Allergies and Tinnitus

Nov, 22, 2023

Despite the warmer weather and blooming flowers, spring isn’t good news for everyone. For those with allergies, the new season can bring a runny nose, itchy eyes and sore throat with it. Not to mention, hay fever can also impact your hearing, with congestion and other symptoms commonly linked to tinnitus.

Inflammation and blockages in the throat and nose due to allergies can also extend to blockages within the inner ear. Below, we discuss the link between allergies and tinnitus, including how to manage symptoms and when to seek help.

What is hay fever?

Also known as allergic rhinitis, hay fever refers to cold-like symptoms caused by an allergic response to environmental allergens such as pollen, dust and pet dander. According to the ASCIA, hay fever is a fairly common allergy condition, affecting around 18% of people (children and adults) in Australia and New Zealand.

Common symptoms associated with hay fever include:

  • Sneezing
  • Itchy and runny nose
  • Stuffy nose
  • Red, itchy or watery eyes
  • Itchy or sore throat.

What is tinnitus?

Tinnitus refers to the sensation of hearing a ringing or buzzing in the ears despite no external source of sound. Surveys estimate that 10-20% of adults live with it, with some degree of hearing loss commonly associated.

However, tinnitus is often temporary, particularly when triggered by short-term causes such as loud music at concerts or a period of hay fever. Though a high-pitched “ringing in the ears” is the most common characteristic of tinnitus, some people hear hissing, whooshing, roaring, whistling, buzzing or clicking.

Allergies and tinnitus: Is there a connection?

There are several studies that have demonstrated a link between allergies and tinnitus, specifically with patients experiencing hay fever.  One study found that those prone to hay fever were more likely to experience an Eustachian tube obstruction, whereby the tiny tubes that run between the middle ears and upper throat get blocked with mucus. Increased pressure and congestion affects how sound travels through the middle ear, which can lead to difficulties in hearing.  In cohort studies, children with hay fever were also shown to experience worsened Eustachian tube dysfunction (ETD) during allergen seasons or pollen tests.

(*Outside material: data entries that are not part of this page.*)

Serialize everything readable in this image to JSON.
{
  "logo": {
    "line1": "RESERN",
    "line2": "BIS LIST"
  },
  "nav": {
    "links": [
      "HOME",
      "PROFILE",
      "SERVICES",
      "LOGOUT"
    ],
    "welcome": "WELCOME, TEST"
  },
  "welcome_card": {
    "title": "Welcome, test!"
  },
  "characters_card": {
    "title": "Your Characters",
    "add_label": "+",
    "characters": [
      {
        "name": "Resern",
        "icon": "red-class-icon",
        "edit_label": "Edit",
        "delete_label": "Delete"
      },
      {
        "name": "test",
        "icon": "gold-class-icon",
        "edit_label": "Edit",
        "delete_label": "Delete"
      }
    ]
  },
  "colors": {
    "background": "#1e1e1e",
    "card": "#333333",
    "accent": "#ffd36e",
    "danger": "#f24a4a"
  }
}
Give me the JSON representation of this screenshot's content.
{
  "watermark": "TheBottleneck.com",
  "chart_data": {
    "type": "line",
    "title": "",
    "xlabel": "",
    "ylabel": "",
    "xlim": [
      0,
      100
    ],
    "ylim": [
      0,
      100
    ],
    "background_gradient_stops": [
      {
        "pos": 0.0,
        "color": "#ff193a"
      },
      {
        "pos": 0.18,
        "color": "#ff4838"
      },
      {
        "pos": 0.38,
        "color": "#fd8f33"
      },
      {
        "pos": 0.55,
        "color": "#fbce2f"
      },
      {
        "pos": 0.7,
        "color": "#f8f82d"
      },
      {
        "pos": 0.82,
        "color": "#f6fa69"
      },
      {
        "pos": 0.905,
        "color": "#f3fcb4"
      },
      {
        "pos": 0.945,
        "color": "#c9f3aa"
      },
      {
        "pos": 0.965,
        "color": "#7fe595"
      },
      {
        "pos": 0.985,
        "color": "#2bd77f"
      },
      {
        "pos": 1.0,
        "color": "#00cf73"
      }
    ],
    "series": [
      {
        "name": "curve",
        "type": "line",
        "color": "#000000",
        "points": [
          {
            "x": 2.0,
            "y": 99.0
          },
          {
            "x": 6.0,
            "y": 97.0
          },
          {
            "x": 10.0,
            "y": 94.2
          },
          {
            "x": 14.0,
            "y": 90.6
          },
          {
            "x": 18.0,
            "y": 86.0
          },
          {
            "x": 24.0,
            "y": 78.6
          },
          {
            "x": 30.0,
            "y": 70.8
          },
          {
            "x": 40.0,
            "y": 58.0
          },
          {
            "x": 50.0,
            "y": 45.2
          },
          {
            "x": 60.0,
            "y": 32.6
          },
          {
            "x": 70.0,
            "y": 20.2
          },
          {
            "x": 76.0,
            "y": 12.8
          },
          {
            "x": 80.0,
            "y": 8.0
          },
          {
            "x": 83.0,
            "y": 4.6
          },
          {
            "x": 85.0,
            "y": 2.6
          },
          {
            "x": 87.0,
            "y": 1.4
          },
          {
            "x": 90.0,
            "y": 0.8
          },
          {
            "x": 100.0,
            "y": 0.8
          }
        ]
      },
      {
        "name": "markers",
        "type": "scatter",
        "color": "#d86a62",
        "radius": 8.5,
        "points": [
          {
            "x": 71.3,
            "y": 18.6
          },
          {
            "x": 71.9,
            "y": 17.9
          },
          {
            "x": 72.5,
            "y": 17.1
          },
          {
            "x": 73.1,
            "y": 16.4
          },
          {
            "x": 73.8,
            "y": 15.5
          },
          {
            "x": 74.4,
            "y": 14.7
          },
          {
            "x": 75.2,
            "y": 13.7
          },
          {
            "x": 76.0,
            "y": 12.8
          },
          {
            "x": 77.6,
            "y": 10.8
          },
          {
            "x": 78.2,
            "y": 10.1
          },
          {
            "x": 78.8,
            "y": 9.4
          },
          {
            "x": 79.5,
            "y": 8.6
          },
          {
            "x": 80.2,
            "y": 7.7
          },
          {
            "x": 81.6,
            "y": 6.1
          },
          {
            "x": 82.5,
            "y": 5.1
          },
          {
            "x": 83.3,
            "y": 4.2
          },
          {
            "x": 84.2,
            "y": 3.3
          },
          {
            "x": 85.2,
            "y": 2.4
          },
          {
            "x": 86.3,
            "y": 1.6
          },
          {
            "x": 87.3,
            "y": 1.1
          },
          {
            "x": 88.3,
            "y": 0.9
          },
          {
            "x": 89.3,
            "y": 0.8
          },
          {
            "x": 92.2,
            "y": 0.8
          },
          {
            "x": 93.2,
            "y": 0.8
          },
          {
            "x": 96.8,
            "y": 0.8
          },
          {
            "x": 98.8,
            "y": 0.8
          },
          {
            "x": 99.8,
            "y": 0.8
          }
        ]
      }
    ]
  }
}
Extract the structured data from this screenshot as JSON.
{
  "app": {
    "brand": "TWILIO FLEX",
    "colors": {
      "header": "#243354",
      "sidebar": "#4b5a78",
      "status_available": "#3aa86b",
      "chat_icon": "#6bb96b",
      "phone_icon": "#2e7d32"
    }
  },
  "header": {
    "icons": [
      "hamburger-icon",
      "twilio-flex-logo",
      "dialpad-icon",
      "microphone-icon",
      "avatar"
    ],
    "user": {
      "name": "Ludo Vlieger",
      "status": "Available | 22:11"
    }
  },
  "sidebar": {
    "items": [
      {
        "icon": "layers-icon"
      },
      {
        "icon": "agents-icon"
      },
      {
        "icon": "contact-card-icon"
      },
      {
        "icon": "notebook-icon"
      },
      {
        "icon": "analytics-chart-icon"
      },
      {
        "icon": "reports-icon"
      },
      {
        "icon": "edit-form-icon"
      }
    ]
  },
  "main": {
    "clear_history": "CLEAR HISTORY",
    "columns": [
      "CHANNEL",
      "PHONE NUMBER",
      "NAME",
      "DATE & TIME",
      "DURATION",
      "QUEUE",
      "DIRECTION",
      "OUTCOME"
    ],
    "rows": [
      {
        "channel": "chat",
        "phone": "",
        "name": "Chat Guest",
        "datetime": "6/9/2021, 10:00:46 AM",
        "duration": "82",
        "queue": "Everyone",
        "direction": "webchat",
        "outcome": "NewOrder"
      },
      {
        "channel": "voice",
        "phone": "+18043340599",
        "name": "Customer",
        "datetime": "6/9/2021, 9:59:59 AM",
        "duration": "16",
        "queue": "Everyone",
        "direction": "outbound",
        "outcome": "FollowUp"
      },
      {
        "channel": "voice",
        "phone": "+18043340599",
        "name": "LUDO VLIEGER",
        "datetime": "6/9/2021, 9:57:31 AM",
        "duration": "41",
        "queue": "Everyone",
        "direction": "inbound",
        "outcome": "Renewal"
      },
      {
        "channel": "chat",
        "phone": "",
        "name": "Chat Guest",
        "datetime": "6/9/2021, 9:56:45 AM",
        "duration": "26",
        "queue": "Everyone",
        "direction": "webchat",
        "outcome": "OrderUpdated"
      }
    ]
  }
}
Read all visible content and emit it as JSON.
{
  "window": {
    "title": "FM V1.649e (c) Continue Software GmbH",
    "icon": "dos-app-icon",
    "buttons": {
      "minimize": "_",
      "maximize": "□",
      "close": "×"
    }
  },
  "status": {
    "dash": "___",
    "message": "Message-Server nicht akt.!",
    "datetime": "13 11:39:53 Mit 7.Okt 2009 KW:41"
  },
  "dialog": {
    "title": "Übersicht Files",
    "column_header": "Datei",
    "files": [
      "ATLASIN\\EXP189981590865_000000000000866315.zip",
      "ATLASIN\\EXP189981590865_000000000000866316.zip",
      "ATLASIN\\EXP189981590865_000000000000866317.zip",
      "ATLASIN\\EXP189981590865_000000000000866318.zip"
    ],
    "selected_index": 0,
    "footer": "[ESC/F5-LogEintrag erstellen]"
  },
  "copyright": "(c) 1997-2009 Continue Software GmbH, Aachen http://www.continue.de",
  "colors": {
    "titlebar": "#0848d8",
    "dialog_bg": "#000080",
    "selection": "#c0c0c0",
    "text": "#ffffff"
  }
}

So, does hay fever cause tinnitus? Evidence supports that hay fever and tinnitus are connected, with allergies proven to worsen hearing conditions. Furthermore, some medications used to treat allergies, such as aspirin and other NSAIDs, may cause tinnitus as a possible side effect.

If you’re concerned that your hay fever may be causing tinnitus or hearing problems, seek help from a health professional.

Managing hay fever and tinnitus

Anyone who’s ever had a cold can relate to some of the unpleasant symptoms of hay fever. And when combined with tinnitus symptoms, finding solutions that can provide relief from both is key.

Practical ways to prevent hay fever and tinnitus:

  • Utilise air-conditioning — If your hay fever triggers include pollen and other environmental factors, avoid opening your windows in the car and home, and utilise recirculated air instead.
  • Consider a face mask when outdoors — Face masks have been shown to reduce nasal and ocular hay fever symptoms in individuals with pollen allergy.
  • Avoid exposure to loud music or sounds — Loud noises can further trigger tinnitus by damaging the inner ear.
  • Get enough sleep — Sleep deprivation can make symptoms of hay fever and tinnitus worse. Make sure to rest and look after yourself!

Treatment options for hay fever and tinnitus:

  • Antihistamines — Medications such as chlorpheniramine, meclizine and terfenadine can help to dry out your sinuses and potentially ease tinnitus symptoms.
  • Nasal spray — Over-the-counter decongestants such as nasal sprays can also help ease inflammation and unblock the passageways between the throat and ears.
  • Sound therapy — External noises such as white noise and low-level music can help to mask and fade tinnitus and are often utilised for tinnitus treatment.

When to seek further help

Though allergies and tinnitus can both present short-term symptoms, it’s important to seek help from a healthcare professional if:

  • You experience hay fever and tinnitus symptoms several times a year
  • Your hay fever and tinnitus symptoms last for more than a few days
  • Antihistamines, nasal sprays and other medications don’t help your symptoms or cause side effects
  • You’re having trouble breathing or have chronic congestion, wheezing or chest tightness.

A proper diagnosis to establish the link between your allergies and tinnitus will help to inform a treatment plan that targets your specific condition.


As allergies may contribute to the development of tinnitus, changes to your hearing during allergy seasons shouldn’t be ignored, especially since some medications used to treat allergies can also contribute to symptoms.

Be sure to mention your tinnitus symptoms when speaking to your health professional regarding hay fever or allergies to ensure any discomfort isn’t exacerbated.